И все же следовать далее «численнику», соблюдая хронологическое описание второстепенного, утомило бы не только перо, но и бумагу. Поэтому, перешагивая через многие события, оставим преддверие романа и окажемся в нем самом. Но и в этом случае мы снова не избежим описания мест действия, фона и атмосферы Шало-Шальвинских заводов, на которых появился молодой хозяин и вместе с этим начались стремительные перемены в судьбах заводов и людей, каких не случалось на памяти старожилов и в молве, и в записях о прошлом.

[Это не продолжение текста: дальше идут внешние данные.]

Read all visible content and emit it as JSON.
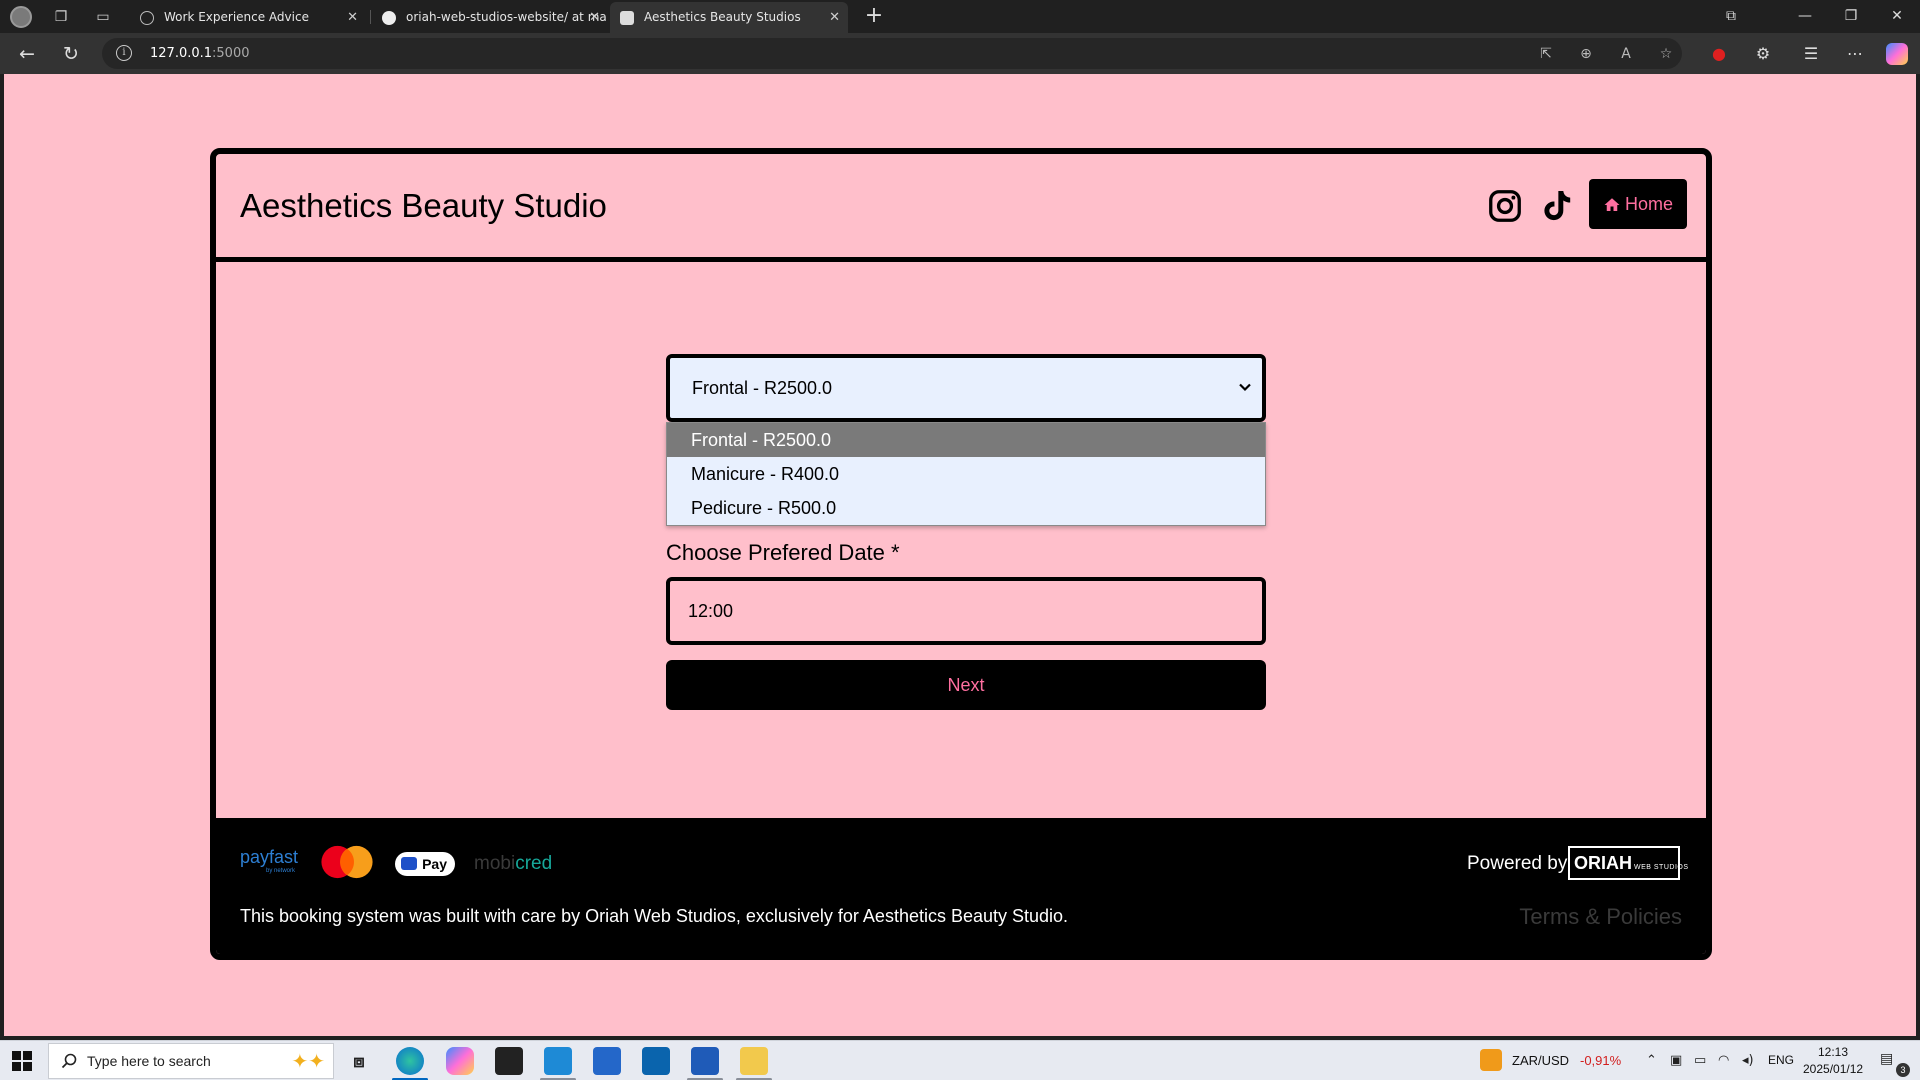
{
  "browser": {
    "tabs": [
      {
        "label": "Work Experience Advice",
        "active": false
      },
      {
        "label": "oriah-web-studios-website/ at ma",
        "active": false
      },
      {
        "label": "Aesthetics Beauty Studios",
        "active": true
      }
    ],
    "url_host": "127.0.0.1",
    "url_port": ":5000"
  },
  "site": {
    "brand": "Aesthetics Beauty Studio",
    "home_label": "Home",
    "accent_color": "#ff6fa0",
    "background_color": "#ffbfcb"
  },
  "form": {
    "service_selected": "Frontal - R2500.0",
    "service_options": [
      "Frontal - R2500.0",
      "Manicure - R400.0",
      "Pedicure - R500.0"
    ],
    "date_label": "Choose Prefered Date *",
    "time_value": "12:00",
    "next_label": "Next"
  },
  "footer": {
    "payfast": "payfast",
    "payfast_sub": "by network",
    "pay_label": "Pay",
    "mobicred_a": "mobi",
    "mobicred_b": "cred",
    "powered_by": "Powered by",
    "oriah_logo": "ORIAH",
    "oriah_logo_sub": "WEB STUDIOS",
    "credit": "This booking system was built with care by Oriah Web Studios, exclusively for Aesthetics Beauty Studio.",
    "terms": "Terms & Policies"
  },
  "taskbar": {
    "search_placeholder": "Type here to search",
    "currency_pair": "ZAR/USD",
    "currency_change": "-0,91%",
    "language": "ENG",
    "time": "12:13",
    "date": "2025/01/12",
    "notifications": "3"
  }
}
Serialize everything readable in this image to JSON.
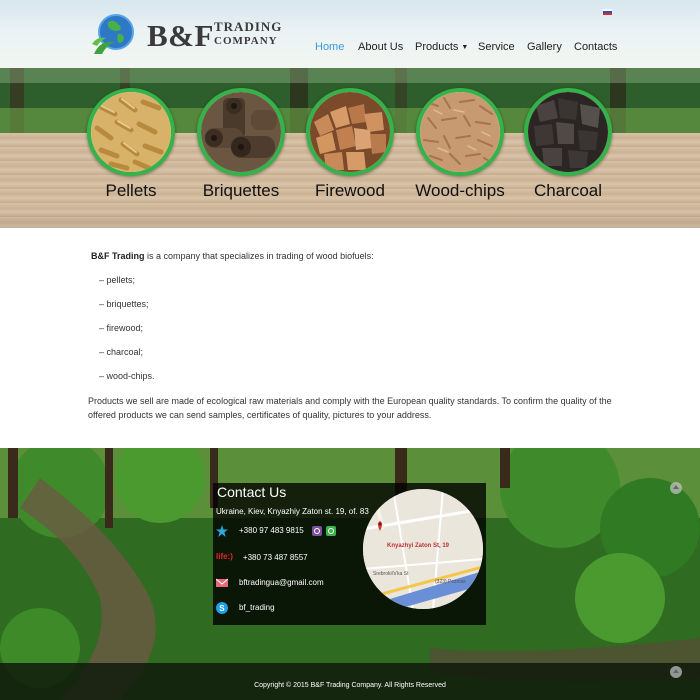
{
  "logo": {
    "name": "B&F",
    "line1": "TRADING",
    "line2": "COMPANY"
  },
  "nav": [
    {
      "label": "Home",
      "active": true
    },
    {
      "label": "About Us"
    },
    {
      "label": "Products",
      "has_dropdown": true
    },
    {
      "label": "Service"
    },
    {
      "label": "Gallery"
    },
    {
      "label": "Contacts"
    }
  ],
  "products": [
    {
      "label": "Pellets"
    },
    {
      "label": "Briquettes"
    },
    {
      "label": "Firewood"
    },
    {
      "label": "Wood-chips"
    },
    {
      "label": "Charcoal"
    }
  ],
  "intro": {
    "brand": "B&F Trading",
    "text": " is a company that specializes in trading of wood biofuels:"
  },
  "items": [
    "– pellets;",
    "– briquettes;",
    "– firewood;",
    "– charcoal;",
    "– wood-chips."
  ],
  "paragraph": "Products we sell are made of ecological raw materials and comply with the European quality standards. To confirm the quality of the offered products we can send samples, certificates of quality, pictures to your address.",
  "contact": {
    "title": "Contact Us",
    "address": "Ukraine, Kiev, Knyazhiy Zaton st. 19, of. 83",
    "phone1": "+380 97 483 9815",
    "phone2": "+380 73 487 8557",
    "email": "bftradingua@gmail.com",
    "skype": "bf_trading",
    "map_label": "Knyazhyi Zaton St, 19",
    "map_street": "Srebrokil's'ka St",
    "map_road": "(323) Pozniak"
  },
  "copyright": "Copyright © 2015 B&F Trading Company. All Rights Reserved",
  "colors": {
    "accent": "#35b34a",
    "nav_active": "#3a9ad8"
  }
}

В первые же недели «возвращения» Платона Акинфина в различных слоях его заводов, заводов ближних и дальних, его называли такими несхожими словами, что и сокращенное перечисление их привлекало к нему внимание и тех, кто давно перестал интересоваться чем-либо.
Кто и как только не называл… Чокнутым недоучкой. Завиральным краснобрехом. Околдованным «самоубивцем». Безбоязненным реформатором. Скрытым царененанистником. Улыбающейся гадюкой. Неуличным бунтовщиком. Опорой закабаленных. Тихой бомбой. Христом безверных. Пророком черни. Фокусником умиротворения. Жонглером процветания. Чародеем ограбления. Медовой отравой. Отрезвевшим фабрикантом. Юродивым миллионером. Самим про себя. Самородком. Взрывным самородком…

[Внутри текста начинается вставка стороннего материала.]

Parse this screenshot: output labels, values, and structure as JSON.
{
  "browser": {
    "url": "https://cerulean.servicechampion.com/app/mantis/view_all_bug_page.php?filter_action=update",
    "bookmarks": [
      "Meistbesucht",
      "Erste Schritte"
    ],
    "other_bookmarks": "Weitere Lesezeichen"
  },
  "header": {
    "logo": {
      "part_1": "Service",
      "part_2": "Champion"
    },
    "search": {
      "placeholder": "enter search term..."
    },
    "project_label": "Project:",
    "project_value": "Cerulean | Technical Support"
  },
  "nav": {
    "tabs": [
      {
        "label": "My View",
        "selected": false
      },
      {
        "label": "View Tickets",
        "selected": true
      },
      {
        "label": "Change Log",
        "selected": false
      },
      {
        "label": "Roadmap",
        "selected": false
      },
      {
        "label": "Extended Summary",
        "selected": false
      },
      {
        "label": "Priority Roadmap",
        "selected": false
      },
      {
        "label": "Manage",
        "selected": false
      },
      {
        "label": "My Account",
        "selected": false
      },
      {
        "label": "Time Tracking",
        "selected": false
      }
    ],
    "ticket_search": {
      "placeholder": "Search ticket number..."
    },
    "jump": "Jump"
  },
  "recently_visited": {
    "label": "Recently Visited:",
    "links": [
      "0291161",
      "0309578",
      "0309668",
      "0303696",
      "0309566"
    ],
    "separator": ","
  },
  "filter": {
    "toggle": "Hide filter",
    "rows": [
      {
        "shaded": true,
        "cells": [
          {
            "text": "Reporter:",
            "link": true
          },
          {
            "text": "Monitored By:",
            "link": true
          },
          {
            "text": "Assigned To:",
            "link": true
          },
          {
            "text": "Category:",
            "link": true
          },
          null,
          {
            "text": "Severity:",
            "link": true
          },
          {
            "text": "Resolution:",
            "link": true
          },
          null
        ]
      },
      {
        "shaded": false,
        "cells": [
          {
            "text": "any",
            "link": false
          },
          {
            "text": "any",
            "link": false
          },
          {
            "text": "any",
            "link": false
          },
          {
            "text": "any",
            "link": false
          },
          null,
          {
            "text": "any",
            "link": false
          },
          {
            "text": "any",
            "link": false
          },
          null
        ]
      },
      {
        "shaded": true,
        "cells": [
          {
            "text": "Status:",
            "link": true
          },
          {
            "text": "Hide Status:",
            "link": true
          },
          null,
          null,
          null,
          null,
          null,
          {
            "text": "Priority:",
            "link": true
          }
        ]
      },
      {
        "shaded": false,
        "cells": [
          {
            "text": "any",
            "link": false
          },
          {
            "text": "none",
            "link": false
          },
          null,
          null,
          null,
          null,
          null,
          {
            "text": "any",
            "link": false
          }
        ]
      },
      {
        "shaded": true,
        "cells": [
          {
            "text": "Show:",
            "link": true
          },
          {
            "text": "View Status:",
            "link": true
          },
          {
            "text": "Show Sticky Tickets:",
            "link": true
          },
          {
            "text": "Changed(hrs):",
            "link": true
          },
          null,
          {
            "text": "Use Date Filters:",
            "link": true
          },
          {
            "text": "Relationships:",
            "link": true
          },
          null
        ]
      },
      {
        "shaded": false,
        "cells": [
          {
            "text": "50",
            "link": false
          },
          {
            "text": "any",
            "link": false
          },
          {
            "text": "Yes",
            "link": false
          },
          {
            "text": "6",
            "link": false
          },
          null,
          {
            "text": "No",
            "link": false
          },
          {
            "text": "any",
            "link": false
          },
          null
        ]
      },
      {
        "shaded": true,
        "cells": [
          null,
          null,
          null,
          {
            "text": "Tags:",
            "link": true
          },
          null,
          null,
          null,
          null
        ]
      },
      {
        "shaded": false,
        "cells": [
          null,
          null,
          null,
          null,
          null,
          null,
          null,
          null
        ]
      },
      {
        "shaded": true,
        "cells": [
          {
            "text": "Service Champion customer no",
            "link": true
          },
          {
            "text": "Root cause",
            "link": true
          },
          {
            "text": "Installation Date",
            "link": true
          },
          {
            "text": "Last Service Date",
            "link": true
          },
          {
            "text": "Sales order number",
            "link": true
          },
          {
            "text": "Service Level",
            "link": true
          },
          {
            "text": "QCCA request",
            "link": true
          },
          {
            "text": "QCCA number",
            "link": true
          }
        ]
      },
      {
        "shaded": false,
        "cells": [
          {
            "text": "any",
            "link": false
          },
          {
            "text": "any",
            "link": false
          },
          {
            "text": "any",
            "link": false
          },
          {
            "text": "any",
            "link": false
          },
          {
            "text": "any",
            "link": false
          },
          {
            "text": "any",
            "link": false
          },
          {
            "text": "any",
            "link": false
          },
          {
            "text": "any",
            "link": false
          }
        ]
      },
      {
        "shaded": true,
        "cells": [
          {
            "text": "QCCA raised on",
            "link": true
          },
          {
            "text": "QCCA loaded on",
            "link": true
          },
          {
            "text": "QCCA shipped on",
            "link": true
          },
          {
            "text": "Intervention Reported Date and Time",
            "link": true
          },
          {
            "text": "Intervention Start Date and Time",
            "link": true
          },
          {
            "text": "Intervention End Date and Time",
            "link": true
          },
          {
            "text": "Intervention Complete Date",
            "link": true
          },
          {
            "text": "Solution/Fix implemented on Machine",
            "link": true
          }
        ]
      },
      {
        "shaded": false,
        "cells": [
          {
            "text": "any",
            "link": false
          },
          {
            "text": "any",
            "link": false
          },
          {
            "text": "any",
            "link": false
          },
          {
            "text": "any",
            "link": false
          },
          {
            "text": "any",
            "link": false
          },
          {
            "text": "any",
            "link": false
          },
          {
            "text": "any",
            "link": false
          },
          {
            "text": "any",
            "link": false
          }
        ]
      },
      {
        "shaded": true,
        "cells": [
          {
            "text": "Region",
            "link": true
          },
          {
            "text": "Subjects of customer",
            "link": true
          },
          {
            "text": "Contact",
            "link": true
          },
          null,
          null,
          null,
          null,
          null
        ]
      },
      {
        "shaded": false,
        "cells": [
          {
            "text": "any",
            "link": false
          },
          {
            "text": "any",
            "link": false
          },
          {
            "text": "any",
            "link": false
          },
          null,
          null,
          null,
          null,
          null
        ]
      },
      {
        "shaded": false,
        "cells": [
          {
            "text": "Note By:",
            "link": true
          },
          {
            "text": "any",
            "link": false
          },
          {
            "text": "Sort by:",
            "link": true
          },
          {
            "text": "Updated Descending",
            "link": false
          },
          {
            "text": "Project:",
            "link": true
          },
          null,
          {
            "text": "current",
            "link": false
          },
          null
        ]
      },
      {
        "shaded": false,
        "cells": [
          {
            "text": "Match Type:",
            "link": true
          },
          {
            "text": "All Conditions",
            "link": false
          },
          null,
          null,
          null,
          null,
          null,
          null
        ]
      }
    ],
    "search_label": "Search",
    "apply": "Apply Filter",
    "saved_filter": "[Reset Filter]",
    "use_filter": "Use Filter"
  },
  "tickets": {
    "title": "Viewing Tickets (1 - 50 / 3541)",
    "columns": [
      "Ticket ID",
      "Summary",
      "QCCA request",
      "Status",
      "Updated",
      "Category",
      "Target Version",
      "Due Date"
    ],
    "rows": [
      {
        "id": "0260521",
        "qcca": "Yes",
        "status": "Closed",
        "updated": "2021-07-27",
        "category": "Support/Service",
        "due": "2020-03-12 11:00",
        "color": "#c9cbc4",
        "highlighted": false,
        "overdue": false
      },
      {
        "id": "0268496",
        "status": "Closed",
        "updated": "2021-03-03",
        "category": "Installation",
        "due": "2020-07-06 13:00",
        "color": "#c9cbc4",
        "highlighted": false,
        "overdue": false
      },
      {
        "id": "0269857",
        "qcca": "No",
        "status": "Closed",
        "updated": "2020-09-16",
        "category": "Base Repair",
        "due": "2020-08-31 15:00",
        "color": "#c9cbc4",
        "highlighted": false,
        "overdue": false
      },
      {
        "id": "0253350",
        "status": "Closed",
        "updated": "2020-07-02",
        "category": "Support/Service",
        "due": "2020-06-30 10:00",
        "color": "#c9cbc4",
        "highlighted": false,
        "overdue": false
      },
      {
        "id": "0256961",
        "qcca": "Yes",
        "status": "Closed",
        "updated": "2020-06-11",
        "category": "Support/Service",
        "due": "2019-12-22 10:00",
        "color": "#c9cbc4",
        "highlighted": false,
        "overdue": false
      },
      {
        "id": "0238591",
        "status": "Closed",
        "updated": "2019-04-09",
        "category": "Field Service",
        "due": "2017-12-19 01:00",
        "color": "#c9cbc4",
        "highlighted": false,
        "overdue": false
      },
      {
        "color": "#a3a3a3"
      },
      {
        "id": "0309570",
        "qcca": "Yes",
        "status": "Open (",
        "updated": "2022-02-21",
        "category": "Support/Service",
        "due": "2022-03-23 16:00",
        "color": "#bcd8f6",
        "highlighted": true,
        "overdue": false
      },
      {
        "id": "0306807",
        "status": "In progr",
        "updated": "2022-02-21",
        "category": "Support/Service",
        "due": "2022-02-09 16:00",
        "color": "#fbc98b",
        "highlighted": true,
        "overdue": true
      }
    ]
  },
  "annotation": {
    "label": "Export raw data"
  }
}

Мало будет и двух страниц, чтобы выписать самые краткие характеристики Платона, но и приведенное дает представление об отношении к молодому Акинфину, хотя и не определяющее суждение большинства. А большинство было молчащим, придерживающимся пословицы, в которой слово имеет опасное различие с воробьем в том, что, выпустив его и не поймав, можешь сам оказаться пойманным.
Теперь о заводах…
Акинфинские заводы были построены вразброс. Ставились они порознь не по человечьему хотенью, а по речному велению, как и большинство старых уральских заводов.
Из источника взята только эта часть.